Is Serverless Ready for Mission-Critical Apps?


Read and watch part 1 and part 2 of our latest Serverless Show featuring Erica Windisch, CTO and Co-Founder, IOpipe.

In part 3, Hillel stated, “Let’s talk a little bit about serverless and mission-critical systems. I saw an article on MeriTalk about a project that eGlobalTech is doing with FEMA in the U.S. on moving them to AWS and then moving some of their applications to serverless. I thought that would apropos some of the things that we talked about before led me to ask myself a question, ‘Is serverless ready for more mission-critical applications, disaster-recovery applications, or power-critical infrastructure, things like that?’ Are these platforms reliable enough? Are the tools out there to help us do these things or do you think this is fine for mobile apps and gaming, but we should wait a few more years before we start deploying critical things on it?”

Erica said, “If you’re trying to build an application like that for, say, nuclear power or something, I think there are a lot of things you have to consider about your application design and architecture that are beyond just if it’s serverless or not. I don’t think that serverless itself is a limiting factor for really any kind of application, necessarily. It’s more about how you use it. If everything you’re doing is going through a Kinesis stream or maybe even let’s say you’re super paranoid and you want to have full control over it, you can put it on a ‘not serverless’ thing like Kafka, and then have that go into Lambda.

“You build in resiliency at multiple layers and have multiple layers of redundancy. I think if you do that appropriately, it could be safe. I think it definitely depends on, again, how you build your application more so than what the technology stack looks like underneath.”

Hillel said, “I get how designing for resiliency is obviously critical and can be done on these platforms. I guess I would still avoid a self-driving car system that was using a Lambda function.”

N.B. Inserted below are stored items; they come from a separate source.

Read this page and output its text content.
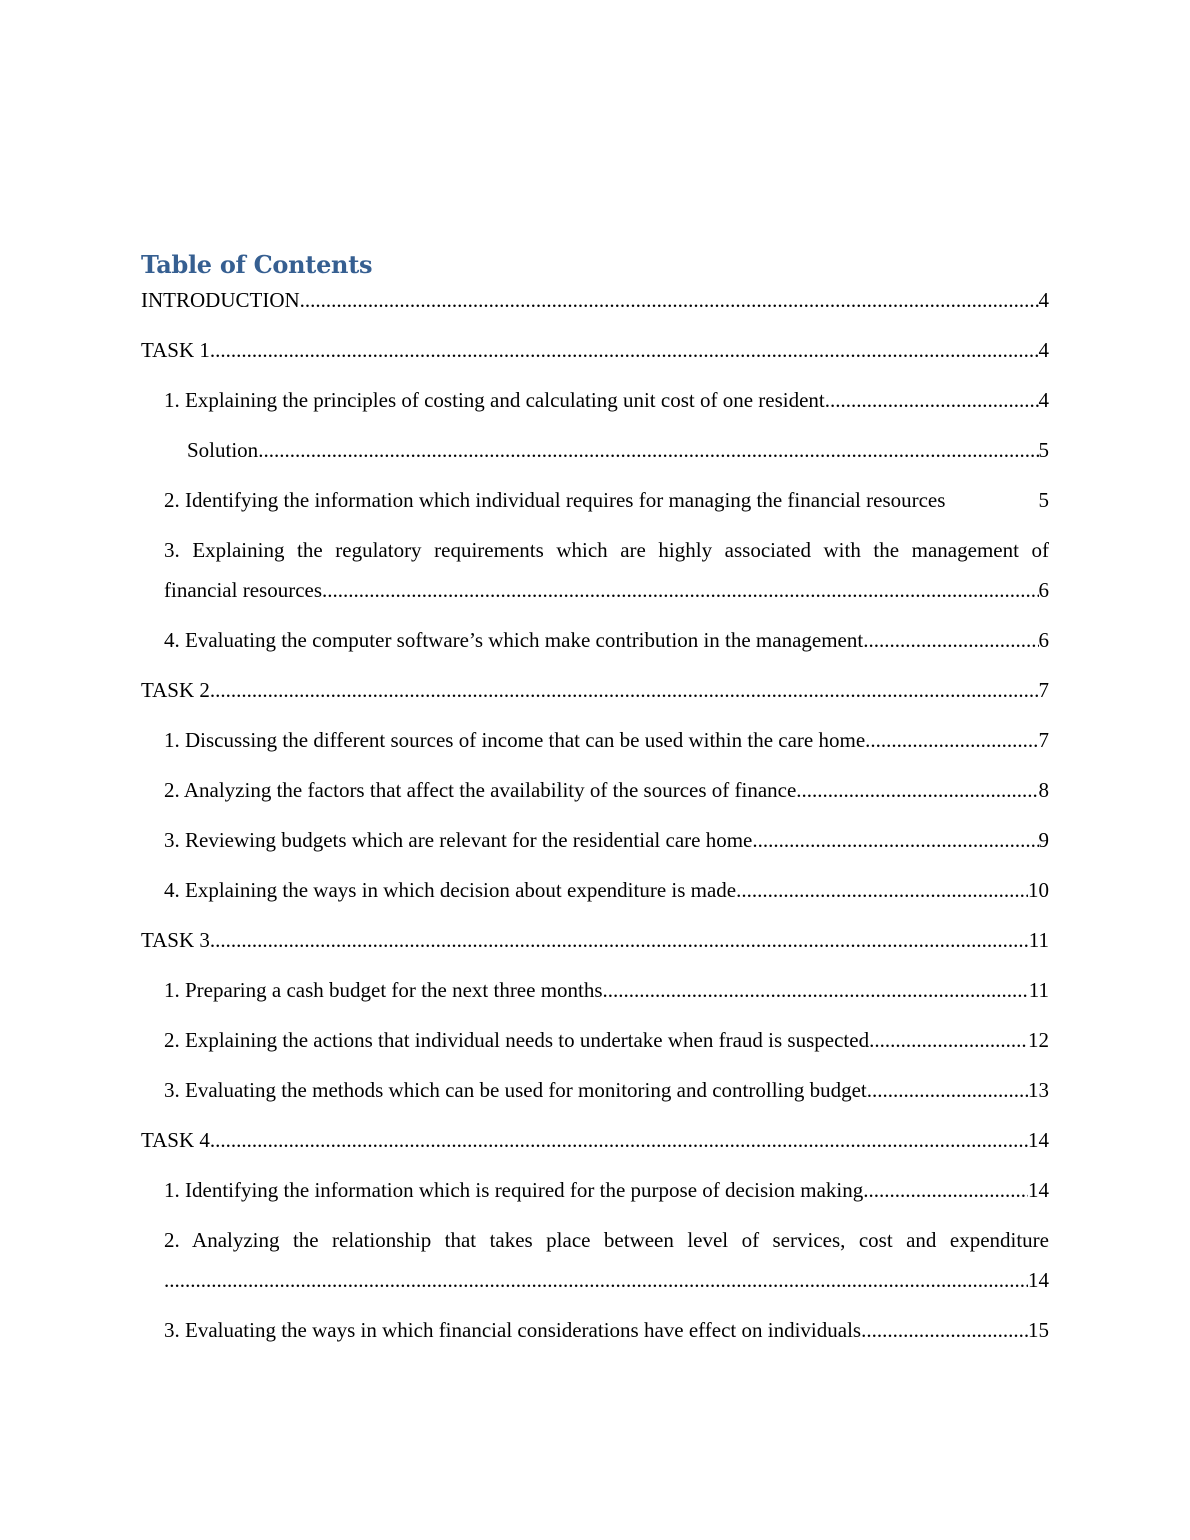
Table of Contents
INTRODUCTION .....	4
TASK 1 .....	4
1. Explaining the principles of costing and calculating unit cost of one resident .....	4
Solution .....	5
2. Identifying the information which individual requires for managing the financial resources	5
3. Explaining the regulatory requirements which are highly associated with the management of
financial resources .....	6
4. Evaluating the computer software’s which make contribution in the management .....	6
TASK 2 .....	7
1. Discussing the different sources of income that can be used within the care home .....	7
2. Analyzing the factors that affect the availability of the sources of finance .....	8
3. Reviewing budgets which are relevant for the residential care home .....	9
4. Explaining the ways in which decision about expenditure is made .....	10
TASK 3 .....	11
1. Preparing a cash budget for the next three months .....	11
2. Explaining the actions that individual needs to undertake when fraud is suspected .....	12
3. Evaluating the methods which can be used for monitoring and controlling budget .....	13
TASK 4 .....	14
1. Identifying the information which is required for the purpose of decision making .....	14
2. Analyzing the relationship that takes place between level of services, cost and expenditure
.....
14
3. Evaluating the ways in which financial considerations have effect on individuals .....	15
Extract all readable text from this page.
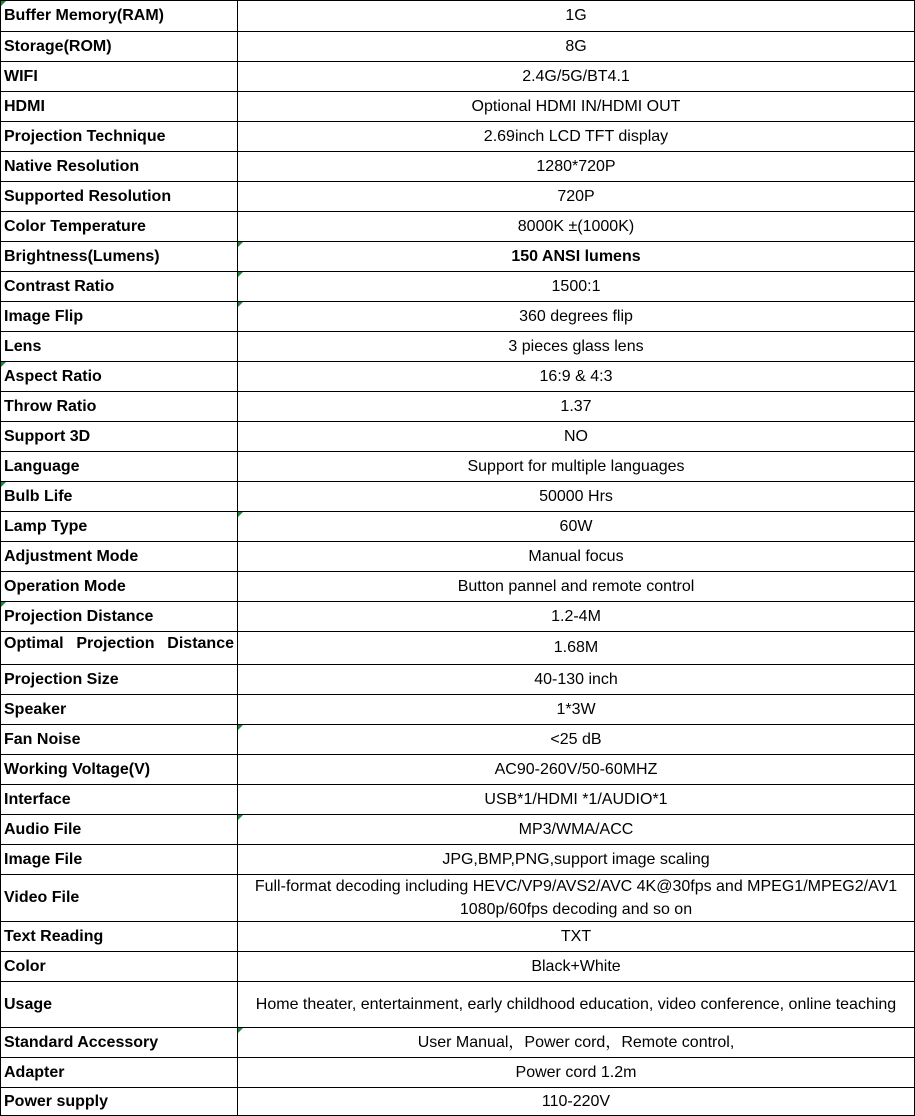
Buffer Memory(RAM)	1G
Storage(ROM)	8G
WIFI	2.4G/5G/BT4.1
HDMI	Optional HDMI IN/HDMI OUT
Projection Technique	2.69inch LCD TFT display
Native Resolution	1280*720P
Supported Resolution	720P
Color Temperature	8000K ±(1000K)
Brightness(Lumens)	150 ANSI lumens

Contrast Ratio	1500:1

Image Flip	360 degrees flip

Lens	3 pieces glass lens
Aspect Ratio	16:9 & 4:3
Throw Ratio	1.37
Support 3D	NO
Language	Support for multiple languages
Bulb Life	50000 Hrs
Lamp Type	60W

Adjustment Mode	Manual focus
Operation Mode	Button pannel and remote control
Projection Distance	1.2-4M
Optimal Projection Distance	1.68M
Projection Size	40-130 inch
Speaker	1*3W
Fan Noise	<25 dB

Working Voltage(V)	AC90-260V/50-60MHZ
Interface	USB*1/HDMI *1/AUDIO*1
Audio File	MP3/WMA/ACC

Image File	JPG,BMP,PNG,support image scaling
Video File	Full-format decoding including HEVC/VP9/AVS2/AVC 4K@30fps and MPEG1/MPEG2/AV1 1080p/60fps decoding and so on
Text Reading	TXT
Color	Black+White
Usage	Home theater, entertainment, early childhood education, video conference, online teaching
Standard Accessory	User Manual，Power cord，Remote control,

Adapter	Power cord 1.2m
Power supply	110-220V
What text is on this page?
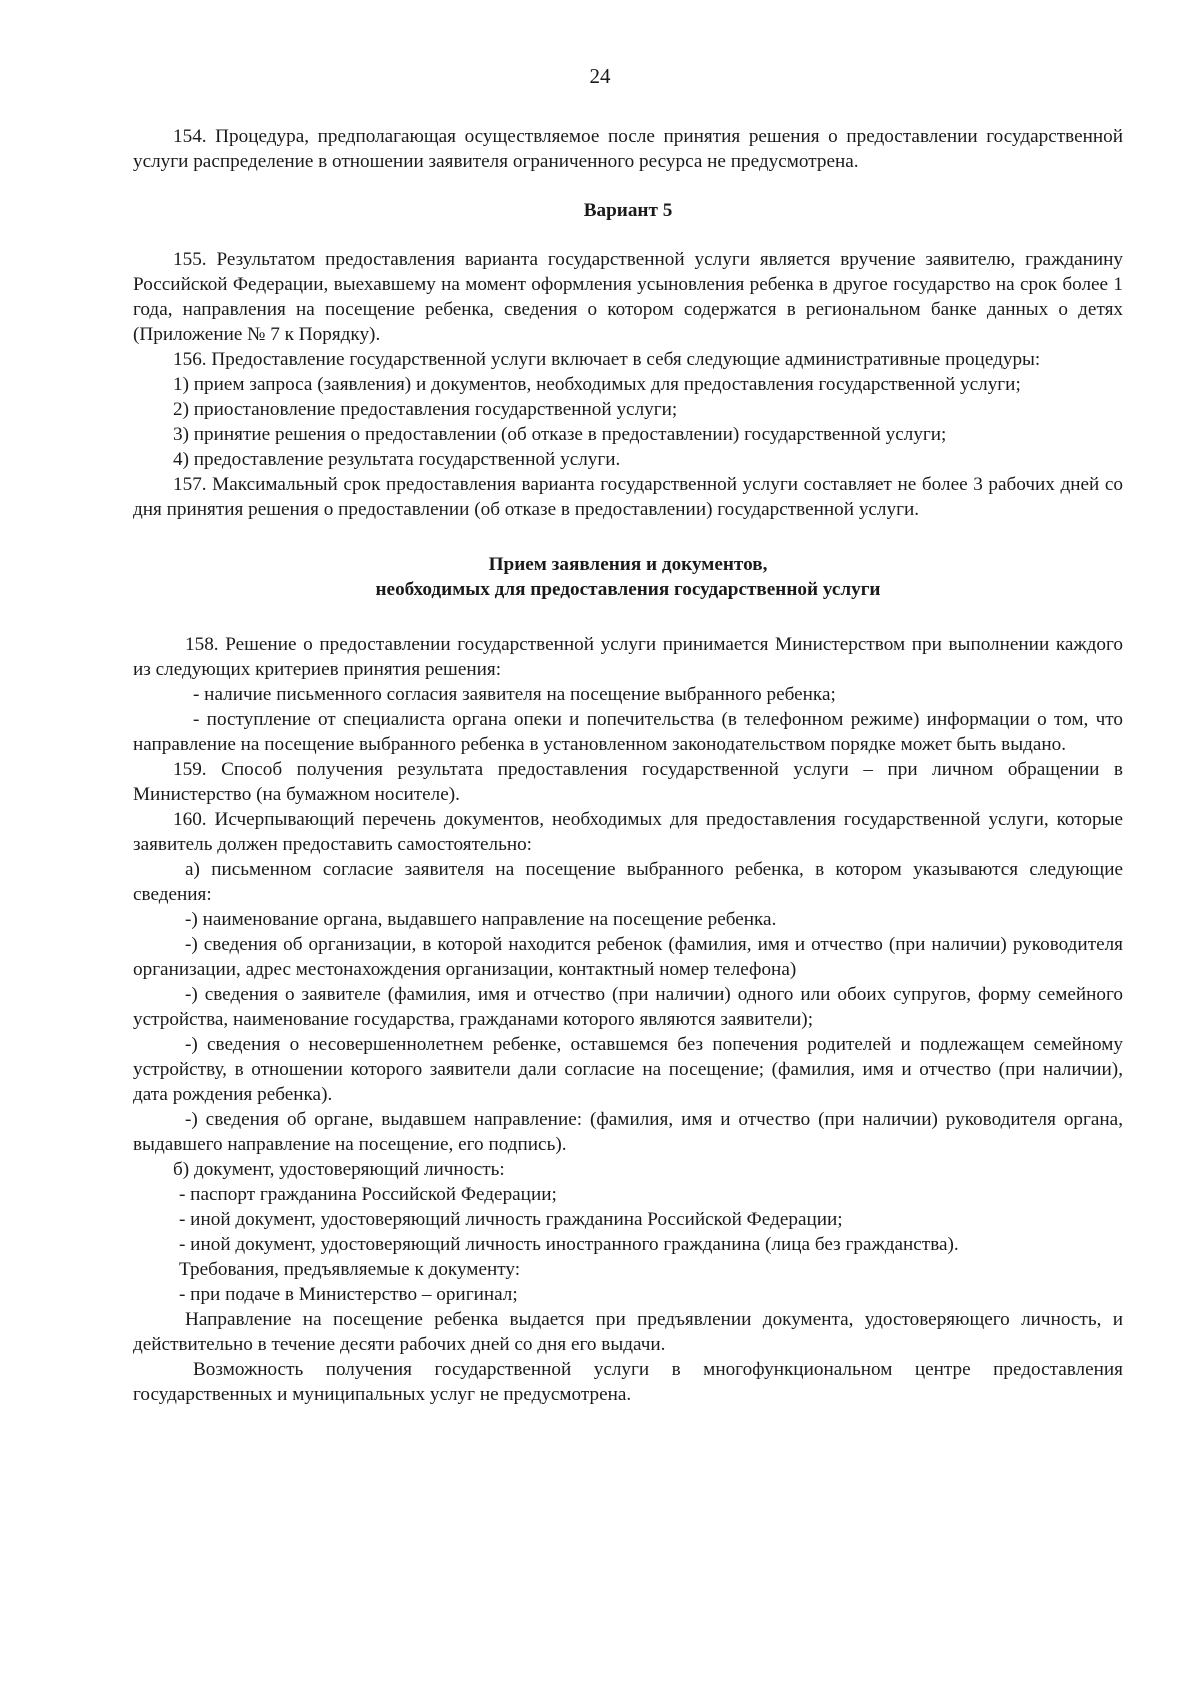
24

154. Процедура, предполагающая осуществляемое после принятия решения о предоставлении государственной услуги распределение в отношении заявителя ограниченного ресурса не предусмотрена.

Вариант 5

155. Результатом предоставления варианта государственной услуги является вручение заявителю, гражданину Российской Федерации, выехавшему на момент оформления усыновления ребенка в другое государство на срок более 1 года, направления на посещение ребенка, сведения о котором содержатся в региональном банке данных о детях (Приложение № 7 к Порядку).

156. Предоставление государственной услуги включает в себя следующие административные процедуры:

1) прием запроса (заявления) и документов, необходимых для предоставления государственной услуги;

2) приостановление предоставления государственной услуги;

3) принятие решения о предоставлении (об отказе в предоставлении) государственной услуги;

4) предоставление результата государственной услуги.

157. Максимальный срок предоставления варианта государственной услуги составляет не более 3 рабочих дней со дня принятия решения о предоставлении (об отказе в предоставлении) государственной услуги.

Прием заявления и документов,

необходимых для предоставления государственной услуги

158. Решение о предоставлении государственной услуги принимается Министерством при выполнении каждого из следующих критериев принятия решения:

- наличие письменного согласия заявителя на посещение выбранного ребенка;

- поступление от специалиста органа опеки и попечительства (в телефонном режиме) информации о том, что направление на посещение выбранного ребенка в установленном законодательством порядке может быть выдано.

159. Способ получения результата предоставления государственной услуги – при личном обращении в Министерство (на бумажном носителе).

160. Исчерпывающий перечень документов, необходимых для предоставления государственной услуги, которые заявитель должен предоставить самостоятельно:

а) письменном согласие заявителя на посещение выбранного ребенка, в котором указываются следующие сведения:

-) наименование органа, выдавшего направление на посещение ребенка.

-) сведения об организации, в которой находится ребенок (фамилия, имя и отчество (при наличии) руководителя организации, адрес местонахождения организации, контактный номер телефона)

-) сведения о заявителе (фамилия, имя и отчество (при наличии) одного или обоих супругов, форму семейного устройства, наименование государства, гражданами которого являются заявители);

-) сведения о несовершеннолетнем ребенке, оставшемся без попечения родителей и подлежащем семейному устройству, в отношении которого заявители дали согласие на посещение; (фамилия, имя и отчество (при наличии), дата рождения ребенка).

-) сведения об органе, выдавшем направление: (фамилия, имя и отчество (при наличии) руководителя органа, выдавшего направление на посещение, его подпись).

б) документ, удостоверяющий личность:

- паспорт гражданина Российской Федерации;

- иной документ, удостоверяющий личность гражданина Российской Федерации;

- иной документ, удостоверяющий личность иностранного гражданина (лица без гражданства).

Требования, предъявляемые к документу:

- при подаче в Министерство – оригинал;

Направление на посещение ребенка выдается при предъявлении документа, удостоверяющего личность, и действительно в течение десяти рабочих дней со дня его выдачи.

Возможность получения государственной услуги в многофункциональном центре предоставления государственных и муниципальных услуг не предусмотрена.
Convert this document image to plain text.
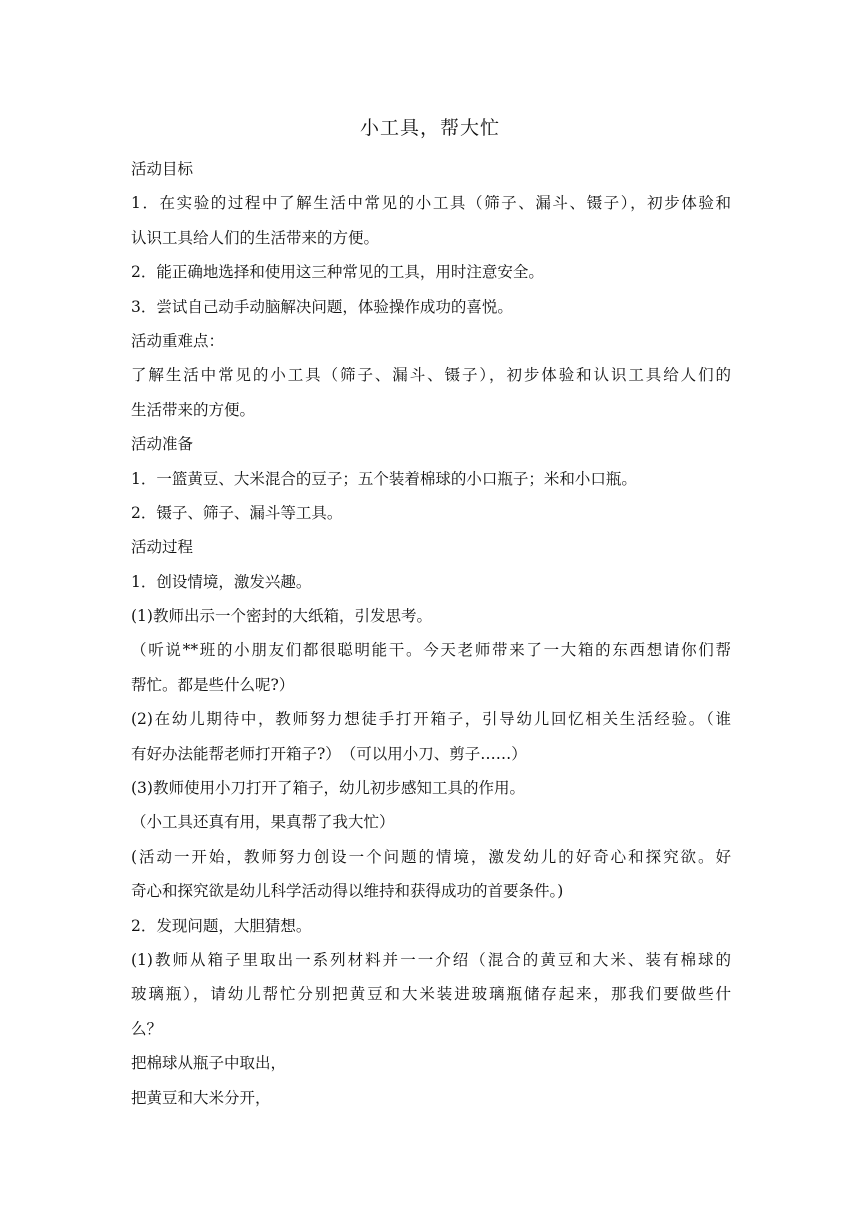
小工具，帮大忙
活动目标
1．在实验的过程中了解生活中常见的小工具（筛子、漏斗、镊子），初步体验和
认识工具给人们的生活带来的方便。
2．能正确地选择和使用这三种常见的工具，用时注意安全。
3．尝试自己动手动脑解决问题，体验操作成功的喜悦。
活动重难点：
了解生活中常见的小工具（筛子、漏斗、镊子），初步体验和认识工具给人们的
生活带来的方便。
活动准备
1．一篮黄豆、大米混合的豆子；五个装着棉球的小口瓶子；米和小口瓶。
2．镊子、筛子、漏斗等工具。
活动过程
1．创设情境，激发兴趣。
(1)教师出示一个密封的大纸箱，引发思考。
（听说**班的小朋友们都很聪明能干。今天老师带来了一大箱的东西想请你们帮
帮忙。都是些什么呢?）
(2)在幼儿期待中，教师努力想徒手打开箱子，引导幼儿回忆相关生活经验。（谁
有好办法能帮老师打开箱子?）　（可以用小刀、剪子……）
(3)教师使用小刀打开了箱子，幼儿初步感知工具的作用。
（小工具还真有用，果真帮了我大忙）
(活动一开始，教师努力创设一个问题的情境，激发幼儿的好奇心和探究欲。好
奇心和探究欲是幼儿科学活动得以维持和获得成功的首要条件。)
2．发现问题，大胆猜想。
(1)教师从箱子里取出一系列材料并一一介绍（混合的黄豆和大米、装有棉球的
玻璃瓶），请幼儿帮忙分别把黄豆和大米装进玻璃瓶储存起来，那我们要做些什
么？
把棉球从瓶子中取出，
把黄豆和大米分开，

Erica said, “I think they’re trying to build a highly resilient application that is real-time is very difficult.”

Hillel stated, “Obviously, for us, from my perspective, we focus on security. I mean, certainly when you build something that’s more mission critical, your security concerns are elevated as well, and so you have to ask yourself, in that sense, ‘Is this the right platform?’ I actually am a firm believer of the idea that serverless applications tend to be more secure, not less secure than non-serverless or serverfull applications, so in that sense, I’m happy to hear about more mission-critical applications perhaps adopting this environment where I think security can be hard and better. We’ll see how it plays out. But if the next big meltdown is caused by Lambda, we’ll have talked about it here first.”

Favorite Tweets

Hillel selected a tweet of a screenshot from a talk given by recent Serverless Show guest Forrest Brazeal. Hillel explained, “When you look at it, you think, ‘I’m just paying for server costs and they’re lowered somehow from running all the time.’ But then when you factor in all the engineering hours and operations costs and infrastructure management and all that, you have all this heavy cost. I think it’s, perhaps, a slight exaggeration, but I think it’s a good point about how people often miss the point about where costs really are and where you can save costs by changing how you do things.”

The Pain of Cold Starts


Erica selected a tweet from James Ward and explained, “I picked this tweet because I felt that it was really related to our previous conversation about the SLAs and about building for resiliency. I think that we all want serverless to have zero cold starts, but we also recognize physics exists.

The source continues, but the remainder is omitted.